2. Sheep’s-kidney suet, as much cheese, fine flower or manchet, make it into a paste; soften it with clarified honey.

3. Sheep’s blood, cheese, fine manchet, clarified honey; make all into a paste.

4. Sheep’s blood, saffron, and fine manchet; make all into a paste.

You may add to any paste, coculus-indiæ, assa-fœtida, oil of polipody of the oak, of lignum vitæ, of ivy, or the gum of ivy dissolved: I judge there is virtue in these oils, and gum especially, which I would add to all pastes I make, as also a little flax to keep the paste, that it wash not off the hook.

CHAP. VI.

TO KEEP YOUR BAITS.

1. Paste will keep very long, if you put virgin wax and clarified honey into it, and stick well on the hook, if you beat cotton wool, or flax into it, when you make your paste.
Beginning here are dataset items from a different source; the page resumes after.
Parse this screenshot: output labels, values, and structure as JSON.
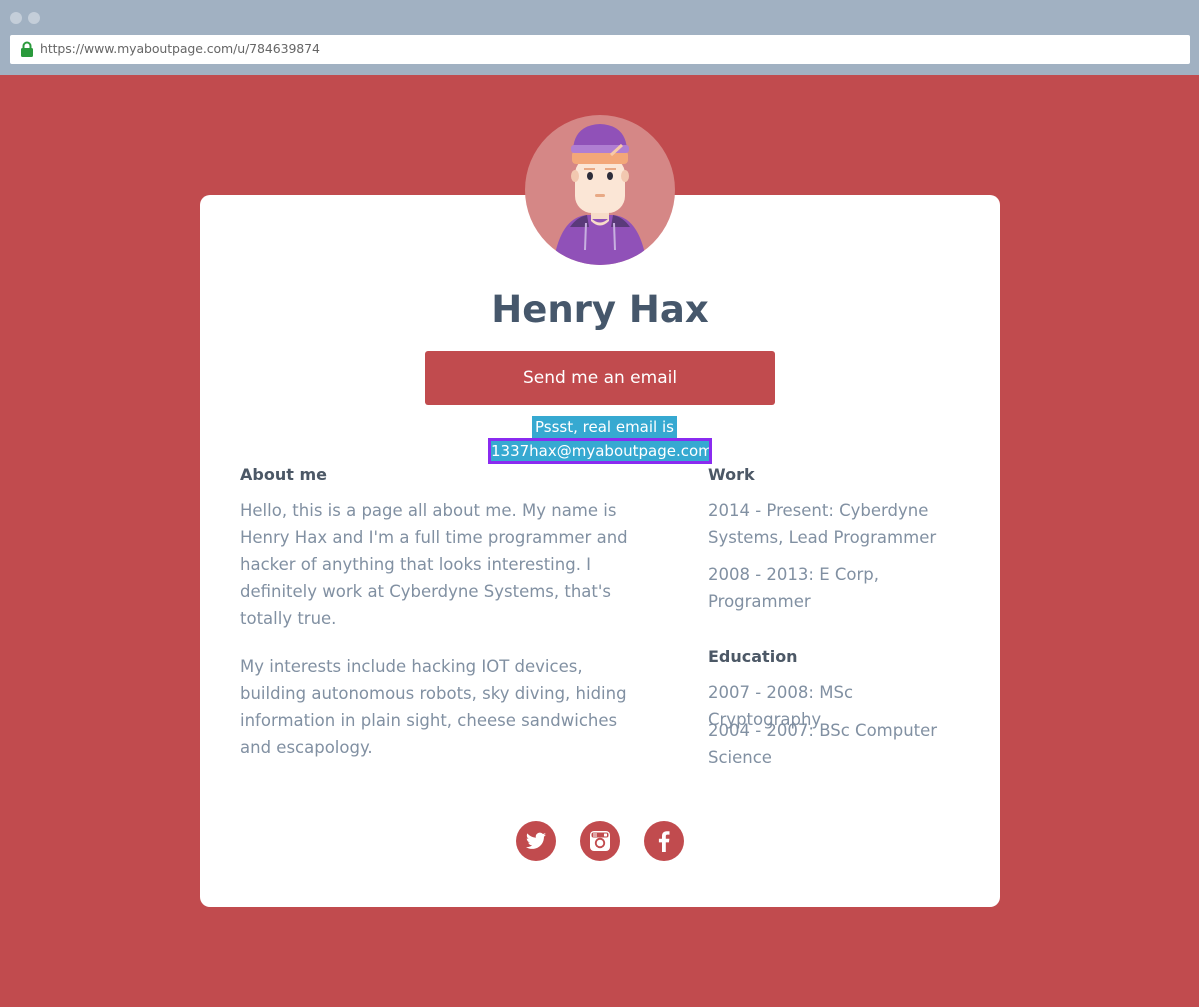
{
  "browser": {
    "url": "https://www.myaboutpage.com/u/784639874"
  },
  "profile": {
    "name": "Henry Hax",
    "email_button_label": "Send me an email",
    "secret_line1": "Pssst, real email is",
    "secret_email": "1337hax@myaboutpage.com"
  },
  "about": {
    "heading": "About me",
    "paragraphs": [
      "Hello, this is a page all about me. My name is Henry Hax and I'm a full time programmer and hacker of anything that looks interesting. I definitely work at Cyberdyne Systems, that's totally true.",
      "My interests include hacking IOT devices, building autonomous robots, sky diving, hiding information in plain sight, cheese sandwiches and escapology."
    ]
  },
  "work": {
    "heading": "Work",
    "items": [
      "2014 - Present: Cyberdyne Systems, Lead Programmer",
      "2008 - 2013: E Corp, Programmer"
    ]
  },
  "education": {
    "heading": "Education",
    "items": [
      "2007 - 2008: MSc Cryptography",
      "2004 - 2007: BSc Computer Science"
    ]
  },
  "social": {
    "icons": [
      "twitter-icon",
      "instagram-icon",
      "facebook-icon"
    ]
  },
  "colors": {
    "page_background": "#c14b4e",
    "accent": "#c14b4e",
    "highlight": "#36a9d1",
    "highlight_border": "#8a2bf0"
  }
}
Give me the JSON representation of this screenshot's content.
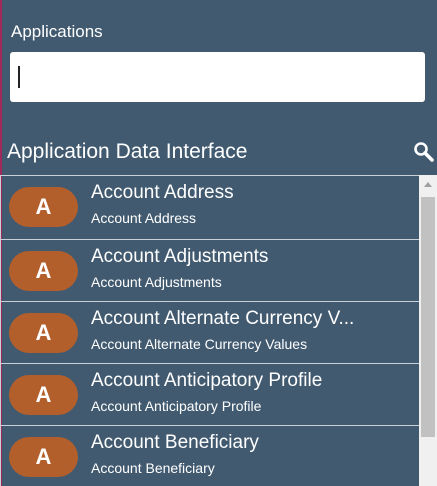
{
  "applications_field": {
    "label": "Applications",
    "value": ""
  },
  "section": {
    "title": "Application Data Interface",
    "search_icon": "search-icon"
  },
  "list": {
    "items": [
      {
        "badge": "A",
        "title": "Account Address",
        "subtitle": "Account Address"
      },
      {
        "badge": "A",
        "title": "Account Adjustments",
        "subtitle": "Account Adjustments"
      },
      {
        "badge": "A",
        "title": "Account Alternate Currency V...",
        "subtitle": "Account Alternate Currency Values"
      },
      {
        "badge": "A",
        "title": "Account Anticipatory Profile",
        "subtitle": "Account Anticipatory Profile"
      },
      {
        "badge": "A",
        "title": "Account Beneficiary",
        "subtitle": "Account Beneficiary"
      }
    ]
  },
  "colors": {
    "background": "#415a70",
    "badge": "#b35f2b",
    "accent_edge": "#a0285a"
  }
}
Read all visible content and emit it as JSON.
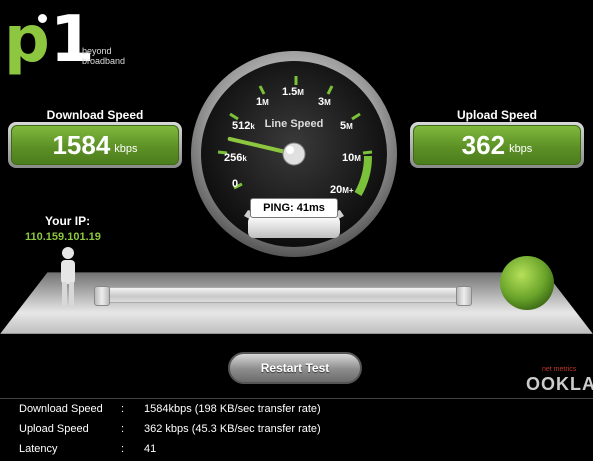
{
  "logo": {
    "brand_p": "p",
    "brand_1": "1",
    "tag_line1": "beyond",
    "tag_line2": "broadband"
  },
  "download": {
    "label": "Download Speed",
    "value": "1584",
    "unit": "kbps"
  },
  "upload": {
    "label": "Upload Speed",
    "value": "362",
    "unit": "kbps"
  },
  "gauge": {
    "title": "Line Speed",
    "ping": "PING: 41ms",
    "needle_fraction": 0.18,
    "ticks": {
      "t0": "0",
      "t256": "256",
      "t256u": "k",
      "t512": "512",
      "t512u": "k",
      "t1m": "1",
      "t1mu": "M",
      "t15m": "1.5",
      "t15mu": "M",
      "t3m": "3",
      "t3mu": "M",
      "t5m": "5",
      "t5mu": "M",
      "t10m": "10",
      "t10mu": "M",
      "t20m": "20",
      "t20mu": "M+"
    }
  },
  "ip": {
    "label": "Your IP:",
    "value": "110.159.101.19"
  },
  "restart_label": "Restart Test",
  "ookla": {
    "netmetrics": "net metrics",
    "name": "OOKLA"
  },
  "results": [
    {
      "key": "Download Speed",
      "sep": ":",
      "value": "1584kbps (198 KB/sec transfer rate)"
    },
    {
      "key": "Upload Speed",
      "sep": ":",
      "value": "362 kbps (45.3 KB/sec transfer rate)"
    },
    {
      "key": "Latency",
      "sep": ":",
      "value": "41"
    }
  ],
  "colors": {
    "accent": "#8dc63f",
    "panel_green": "#5d9126",
    "background": "#000000"
  }
}
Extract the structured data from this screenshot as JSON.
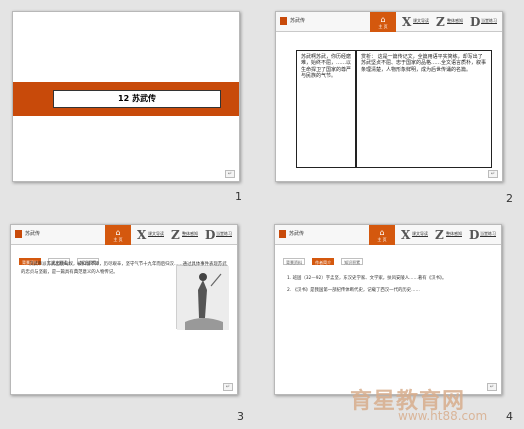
{
  "slides": [
    {
      "number": "1",
      "title": "12 苏武传"
    },
    {
      "number": "2",
      "left_text": "苏武啊苏武，你历经磨难，始终不屈，……以生命捍卫了国家的尊严与民族的气节。",
      "right_label": "赏析：",
      "right_text": "这是一篇传记文，全篇用语平实简练，却写出了苏武坚贞不屈、忠于国家的品格……全文语言质朴，叙事条理清楚，人物形象鲜明，成为后世传诵的名篇。"
    },
    {
      "number": "3",
      "text": "汉武帝派苏武出使匈奴，被扣留不降，历尽艰辛，坚守气节十九年而后归汉……通过具体事件表现苏武的忠贞与坚毅，是一篇具有典范意义的人物传记。"
    },
    {
      "number": "4",
      "paragraphs": [
        "1. 班固（32—92）字孟坚，东汉史学家、文学家，扶风安陵人……著有《汉书》。",
        "2. 《汉书》是我国第一部纪传体断代史，记载了西汉一代的历史……"
      ]
    }
  ],
  "header": {
    "brand": "苏武传",
    "home_label": "主 页",
    "home_glyph": "⌂",
    "buttons": [
      {
        "letter": "X",
        "label": "课文导读"
      },
      {
        "letter": "Z",
        "label": "整体感知"
      },
      {
        "letter": "D",
        "label": "当堂练习"
      }
    ]
  },
  "tabs3": [
    "背景资料",
    "课文解读",
    "知识积累"
  ],
  "tabs4": [
    "背景资料",
    "作者简介",
    "知识积累"
  ],
  "corner_tag": "↵",
  "watermark": {
    "brand": "育星教育网",
    "url": "www.ht88.com"
  }
}
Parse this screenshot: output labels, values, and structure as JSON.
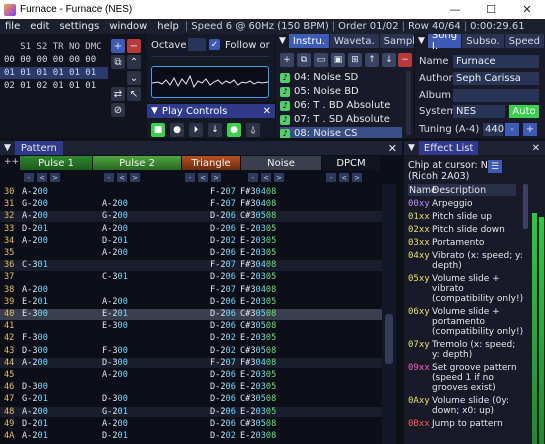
{
  "window": {
    "title": "Furnace - Furnace (NES)",
    "min": "—",
    "max": "☐",
    "close": "✕"
  },
  "menu": {
    "items": [
      "file",
      "edit",
      "settings",
      "window",
      "help"
    ],
    "sep": "|",
    "status": [
      "Speed 6 @ 60Hz (150 BPM)",
      "Order 01/02",
      "Row 40/64",
      "0:00:29.61"
    ]
  },
  "orders": {
    "header": "   S1 S2 TR NO DMC",
    "rows": [
      {
        "num": "00",
        "vals": "00 00 00 00 00"
      },
      {
        "num": "01",
        "vals": "01 01 01 01 01"
      },
      {
        "num": "02",
        "vals": "01 02 01 01 01"
      }
    ]
  },
  "song_controls": {
    "octave_label": "Octave",
    "octave_value": "",
    "follow_label": "Follow or"
  },
  "play_controls": {
    "title": "Play Controls",
    "close": "✕"
  },
  "instruments": {
    "tabs": [
      "Instru.",
      "Waveta.",
      "Sampl."
    ],
    "close": "✕",
    "items": [
      {
        "label": "04: Noise SD",
        "selected": false
      },
      {
        "label": "05: Noise BD",
        "selected": false
      },
      {
        "label": "06: T . BD Absolute",
        "selected": false
      },
      {
        "label": "07: T . SD Absolute",
        "selected": false
      },
      {
        "label": "08: Noise CS",
        "selected": true
      }
    ]
  },
  "song_info": {
    "tabs": [
      "Song I.",
      "Subso.",
      "Speed"
    ],
    "name_label": "Name",
    "name_value": "Furnace",
    "author_label": "Author",
    "author_value": "Seph Carissa",
    "album_label": "Album",
    "album_value": "",
    "system_label": "System",
    "system_value": "NES",
    "auto_label": "Auto",
    "tuning_label": "Tuning (A-4)",
    "tuning_value": "440",
    "minus": "-",
    "plus": "+"
  },
  "pattern": {
    "title": "Pattern",
    "close": "✕",
    "corner": "++",
    "channels": [
      {
        "name": "Pulse 1",
        "color": "#2d8a2d"
      },
      {
        "name": "Pulse 2",
        "color": "#4ea83e"
      },
      {
        "name": "Triangle",
        "color": "#b8501e"
      },
      {
        "name": "Noise",
        "color": "#3c3f4c"
      },
      {
        "name": "DPCM",
        "color": "#121420"
      }
    ],
    "ctl_minus": "-",
    "ctl_lt": "<",
    "ctl_gt": ">",
    "rows": [
      {
        "n": "30",
        "c": [
          "A-200",
          "",
          "F-207",
          "F#30408",
          ""
        ]
      },
      {
        "n": "31",
        "c": [
          "G-200",
          "A-200",
          "F-207",
          "F#30408",
          ""
        ]
      },
      {
        "n": "32",
        "c": [
          "A-200",
          "G-200",
          "D-206",
          "C#30508",
          ""
        ]
      },
      {
        "n": "33",
        "c": [
          "D-201",
          "A-200",
          "D-206",
          "E-20305",
          ""
        ]
      },
      {
        "n": "34",
        "c": [
          "A-200",
          "D-201",
          "D-202",
          "E-20305",
          ""
        ]
      },
      {
        "n": "35",
        "c": [
          "",
          "A-200",
          "D-206",
          "E-20305",
          ""
        ]
      },
      {
        "n": "36",
        "c": [
          "C-301",
          "",
          "F-207",
          "F#30408",
          ""
        ]
      },
      {
        "n": "37",
        "c": [
          "",
          "C-301",
          "D-206",
          "E-20305",
          ""
        ]
      },
      {
        "n": "38",
        "c": [
          "A-200",
          "",
          "F-207",
          "F#30408",
          ""
        ]
      },
      {
        "n": "39",
        "c": [
          "E-201",
          "A-200",
          "D-206",
          "E-20305",
          ""
        ]
      },
      {
        "n": "40",
        "c": [
          "E-300",
          "E-201",
          "D-206",
          "C#30508",
          ""
        ]
      },
      {
        "n": "41",
        "c": [
          "",
          "E-300",
          "D-206",
          "C#30508",
          ""
        ]
      },
      {
        "n": "42",
        "c": [
          "F-300",
          "",
          "D-202",
          "E-20305",
          ""
        ]
      },
      {
        "n": "43",
        "c": [
          "D-300",
          "F-300",
          "D-202",
          "C#30508",
          ""
        ]
      },
      {
        "n": "44",
        "c": [
          "A-200",
          "D-300",
          "F-207",
          "F#30408",
          ""
        ]
      },
      {
        "n": "45",
        "c": [
          "",
          "A-200",
          "D-206",
          "E-20305",
          ""
        ]
      },
      {
        "n": "46",
        "c": [
          "D-300",
          "",
          "D-206",
          "E-20305",
          ""
        ]
      },
      {
        "n": "47",
        "c": [
          "G-201",
          "D-300",
          "D-206",
          "C#30508",
          ""
        ]
      },
      {
        "n": "48",
        "c": [
          "A-200",
          "G-201",
          "D-206",
          "E-20305",
          ""
        ]
      },
      {
        "n": "49",
        "c": [
          "D-201",
          "A-200",
          "D-206",
          "C#30508",
          ""
        ]
      },
      {
        "n": "4A",
        "c": [
          "A-201",
          "D-201",
          "D-202",
          "E-20308",
          ""
        ]
      }
    ]
  },
  "effect_list": {
    "title": "Effect List",
    "close": "✕",
    "chip_line1": "Chip at cursor: NES",
    "chip_line2": "(Ricoh 2A03)",
    "col_name": "Name",
    "col_desc": "Description",
    "items": [
      {
        "code": "00xy",
        "color": "#c08cff",
        "desc": "Arpeggio"
      },
      {
        "code": "01xx",
        "color": "#e8e06a",
        "desc": "Pitch slide up"
      },
      {
        "code": "02xx",
        "color": "#e8e06a",
        "desc": "Pitch slide down"
      },
      {
        "code": "03xx",
        "color": "#e8e06a",
        "desc": "Portamento"
      },
      {
        "code": "04xy",
        "color": "#e8e06a",
        "desc": "Vibrato (x: speed; y: depth)"
      },
      {
        "code": "05xy",
        "color": "#e8e06a",
        "desc": "Volume slide + vibrato (compatibility only!)"
      },
      {
        "code": "06xy",
        "color": "#e8e06a",
        "desc": "Volume slide + portamento (compatibility only!)"
      },
      {
        "code": "07xy",
        "color": "#e8e06a",
        "desc": "Tremolo (x: speed; y: depth)"
      },
      {
        "code": "09xx",
        "color": "#ff5ad0",
        "desc": "Set groove pattern (speed 1 if no grooves exist)"
      },
      {
        "code": "0Axy",
        "color": "#e8e06a",
        "desc": "Volume slide (0y: down; x0: up)"
      },
      {
        "code": "0Bxx",
        "color": "#ff5a5a",
        "desc": "Jump to pattern"
      }
    ]
  }
}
2. Put your worms into very good long moss, whether white, red, or green, matters not; wash it well, and cleanse it from all earth and filth, wring it very dry, then put your worms into an earthen pot, cover it close that they crawl not out; set it in a cool place in Summer, and in Winter in a warm place, that the frost kill them not; every third day in Summer change your moss, and once in the week in Winter; the longer you keep them before you use them the better: clean scouring your worms makes them clear, red, tough, and to live long on the hook, and to keep colour, and therefore more desireable to the fish: a little Bol Amoniac put to them, will much further your desire, and scour them in a short time: or you may put them all night in water, and they will scour themselves, which will weaken them; but a few hours in good moss will recover them. Lest your worms die, you may feed them with crumbs of bread and milk, or fine flour and milk, or the yolk of an egg, and sweet cream coagulated over the fire, given to them a little and often; sometimes also put to them earth cast out of a grave, the newer the grave the better; I mean the shorter time the party hath been buried, you will find the fish will exceedingly covet them after this earth, and here you may gather what gum that is, which J. D. in his Secrets of Angling, calls ‘Gum of Life.’

3. You must keep all other sorts of worms with the leaves of those trees and herbs on which they are bred, renewing the leaves often in a day, and put in fresh for the old ones: the boxes you keep them in must have a few small holes to let in air.

4. Keep gentles or maggots with dead flesh, beast’s livers, or suet; cleanse or scour them in meal, or bran, which is better; you may breed them by pricking a beast’s liver full of holes, hang it in the sun in Summer time; set an old course barrel, or small firkin, with clay and bran in it, into which they will drop, and cleanse themselves in it.